Let's assume I have the following random variable
$$p(Y) = \Phi\left(\frac{\Phi^{-1}(p)-\sqrt{\rho} Y}{\sqrt{1-\rho}}\right) \;\; \text{with} \;\ Y \sim N(0,1)$$ where $\Phi(\cdot)$ denotes the standard normal cumulative distribution function (cdf), $p$ is a probability and $\rho$ is a real number between $0$ and $1$. Hence, we now that $p(Y)$ is a non-linear, strictly decreasing, function of $Y$. Let's assume I want to square this random variable, for example during the computation of the variance, then we should write
$$p(Y)^2 = \left(\Phi\left(\frac{\Phi^{-1}(p)-\sqrt{\rho} Y}{\sqrt{1-\rho}}\right)\right)^2 = \left(\Phi\left(\frac{\Phi^{-1}(p)-\sqrt{\rho} Y}{\sqrt{1-\rho}}\right) \times \Phi\left(\frac{\Phi^{-1}(p)-\sqrt{\rho} Y}{\sqrt{1-\rho}}\right)\right) = \Phi^2\left(\frac{\Phi^{-1}(p)-\sqrt{\rho} Y}{\sqrt{1-\rho}}\right)$$
Does the last equality holds?
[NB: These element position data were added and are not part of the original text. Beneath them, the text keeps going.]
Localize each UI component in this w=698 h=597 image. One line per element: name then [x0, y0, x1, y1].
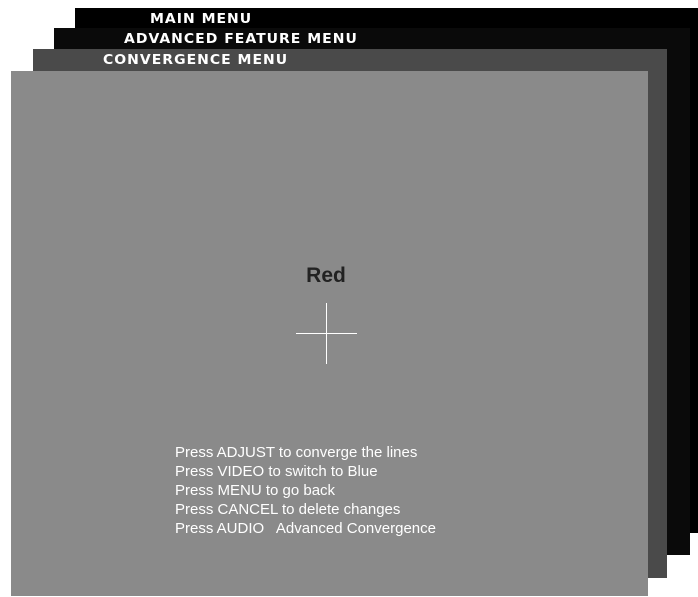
convergence-menu-title: CONVERGENCE MENU — [103, 52, 289, 68]
instruction-line: Press CANCEL to delete changes — [175, 501, 401, 518]
advanced-feature-menu-title: ADVANCED FEATURE MENU — [124, 31, 358, 47]
instruction-list: Press ADJUST to converge the lines Press… — [175, 443, 436, 538]
instruction-line: Press AUDIO Advanced Convergence — [175, 520, 436, 537]
instruction-line: Press VIDEO to switch to Blue — [175, 463, 378, 480]
main-menu-title: MAIN MENU — [150, 11, 253, 27]
current-color-label: Red — [306, 264, 346, 287]
instruction-line: Press MENU to go back — [175, 482, 336, 499]
instruction-line: Press ADJUST to converge the lines — [175, 444, 418, 461]
crosshair-vertical-line — [326, 303, 327, 364]
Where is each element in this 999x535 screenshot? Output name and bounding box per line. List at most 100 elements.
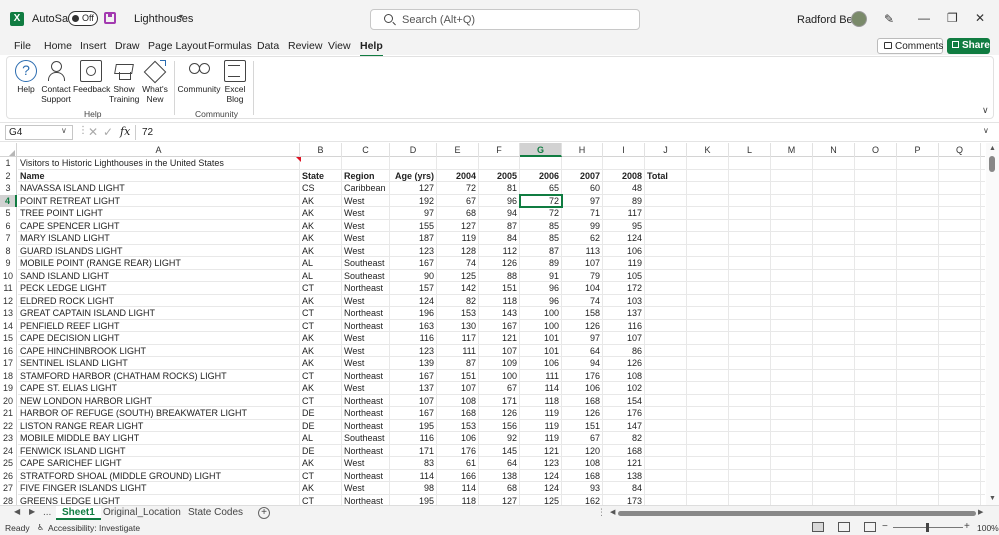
cell-b21[interactable]: DE [300,407,342,420]
cell-m4[interactable] [771,194,813,207]
cell-j4[interactable] [645,194,687,207]
zoom-level[interactable]: 100% [977,523,999,533]
cell-i15[interactable]: 107 [603,332,645,345]
tab-review[interactable]: Review [288,40,322,52]
column-header-g[interactable]: G [520,143,562,157]
cell-f14[interactable]: 167 [479,319,520,332]
cell-p14[interactable] [897,319,939,332]
cell-o5[interactable] [855,207,897,220]
cell-g6[interactable]: 85 [520,219,562,232]
cell-c20[interactable]: Northeast [342,394,390,407]
cell-h26[interactable]: 168 [562,469,603,482]
cell-a25[interactable]: CAPE SARICHEF LIGHT [18,457,300,470]
cell-l17[interactable] [729,357,771,370]
cell-a15[interactable]: CAPE DECISION LIGHT [18,332,300,345]
cell-q24[interactable] [939,444,981,457]
cell-g27[interactable]: 124 [520,482,562,495]
column-header-i[interactable]: I [603,143,645,157]
cell-n19[interactable] [813,382,855,395]
cell-n21[interactable] [813,407,855,420]
cell-d21[interactable]: 167 [390,407,437,420]
column-header-p[interactable]: P [897,143,939,157]
cell-n16[interactable] [813,344,855,357]
cell-h1[interactable] [562,157,603,170]
cell-p24[interactable] [897,444,939,457]
cell-q6[interactable] [939,219,981,232]
cell-j2[interactable]: Total [645,169,687,182]
cell-q19[interactable] [939,382,981,395]
cell-a12[interactable]: ELDRED ROCK LIGHT [18,294,300,307]
cell-j10[interactable] [645,269,687,282]
cell-n14[interactable] [813,319,855,332]
cell-e10[interactable]: 125 [437,269,479,282]
cell-r22[interactable] [981,420,985,432]
cell-m17[interactable] [771,357,813,370]
cell-k17[interactable] [687,357,729,370]
cell-o13[interactable] [855,307,897,320]
cell-h22[interactable]: 151 [562,419,603,432]
cell-c15[interactable]: West [342,332,390,345]
cell-a23[interactable]: MOBILE MIDDLE BAY LIGHT [18,432,300,445]
cell-e5[interactable]: 68 [437,207,479,220]
cell-o6[interactable] [855,219,897,232]
cell-j14[interactable] [645,319,687,332]
cell-n25[interactable] [813,457,855,470]
cell-e21[interactable]: 168 [437,407,479,420]
cell-e20[interactable]: 108 [437,394,479,407]
cell-e12[interactable]: 82 [437,294,479,307]
cell-a1[interactable]: Visitors to Historic Lighthouses in the … [18,157,300,170]
cell-j23[interactable] [645,432,687,445]
cell-b16[interactable]: AK [300,344,342,357]
cell-f6[interactable]: 87 [479,219,520,232]
scroll-right-icon[interactable]: ▶ [978,508,983,516]
cell-r12[interactable] [981,295,985,307]
comments-button[interactable]: Comments [877,38,943,54]
cell-a16[interactable]: CAPE HINCHINBROOK LIGHT [18,344,300,357]
cell-r5[interactable] [981,207,985,220]
zoom-slider-thumb[interactable] [926,523,929,532]
cell-k15[interactable] [687,332,729,345]
cell-p12[interactable] [897,294,939,307]
cell-j24[interactable] [645,444,687,457]
cell-l21[interactable] [729,407,771,420]
search-input[interactable]: Search (Alt+Q) [370,9,640,30]
cell-r27[interactable] [981,482,985,495]
cell-c23[interactable]: Southeast [342,432,390,445]
cell-m13[interactable] [771,307,813,320]
cell-f26[interactable]: 138 [479,469,520,482]
cell-o3[interactable] [855,182,897,195]
cell-n26[interactable] [813,469,855,482]
cell-i10[interactable]: 105 [603,269,645,282]
cell-k9[interactable] [687,257,729,270]
cell-g14[interactable]: 100 [520,319,562,332]
column-header-a[interactable]: A [18,143,300,157]
cell-m20[interactable] [771,394,813,407]
cell-l26[interactable] [729,469,771,482]
cell-d18[interactable]: 167 [390,369,437,382]
cell-a24[interactable]: FENWICK ISLAND LIGHT [18,444,300,457]
cell-k16[interactable] [687,344,729,357]
cell-c27[interactable]: West [342,482,390,495]
cell-h3[interactable]: 60 [562,182,603,195]
row-header[interactable]: 11 [0,282,17,295]
row-header[interactable]: 7 [0,232,17,245]
cell-d24[interactable]: 171 [390,444,437,457]
cell-o1[interactable] [855,157,897,170]
cell-d23[interactable]: 116 [390,432,437,445]
cell-f4[interactable]: 96 [479,194,520,207]
cell-o23[interactable] [855,432,897,445]
cell-j1[interactable] [645,157,687,170]
cell-d22[interactable]: 195 [390,419,437,432]
cell-h13[interactable]: 158 [562,307,603,320]
cell-d19[interactable]: 137 [390,382,437,395]
cell-o25[interactable] [855,457,897,470]
show-training-button[interactable]: Show Training [109,57,139,104]
page-break-preview-button[interactable] [864,522,876,532]
cell-n10[interactable] [813,269,855,282]
column-header-l[interactable]: L [729,143,771,157]
cell-b26[interactable]: CT [300,469,342,482]
horizontal-scrollbar[interactable]: ◀ ▶ [610,509,985,517]
cell-h9[interactable]: 107 [562,257,603,270]
cell-c17[interactable]: West [342,357,390,370]
excel-blog-button[interactable]: Excel Blog [223,57,247,104]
I have encountered this notation in some textbooks, but I am not really sure about its meaning and possible use in this setup. Can we talk about the squared normal cdf?
I feel the latter can become confusing, especially, when we note as $\Phi_2(\cdot)$ the standard normal bivariate.
Thank you in advance for your help on this!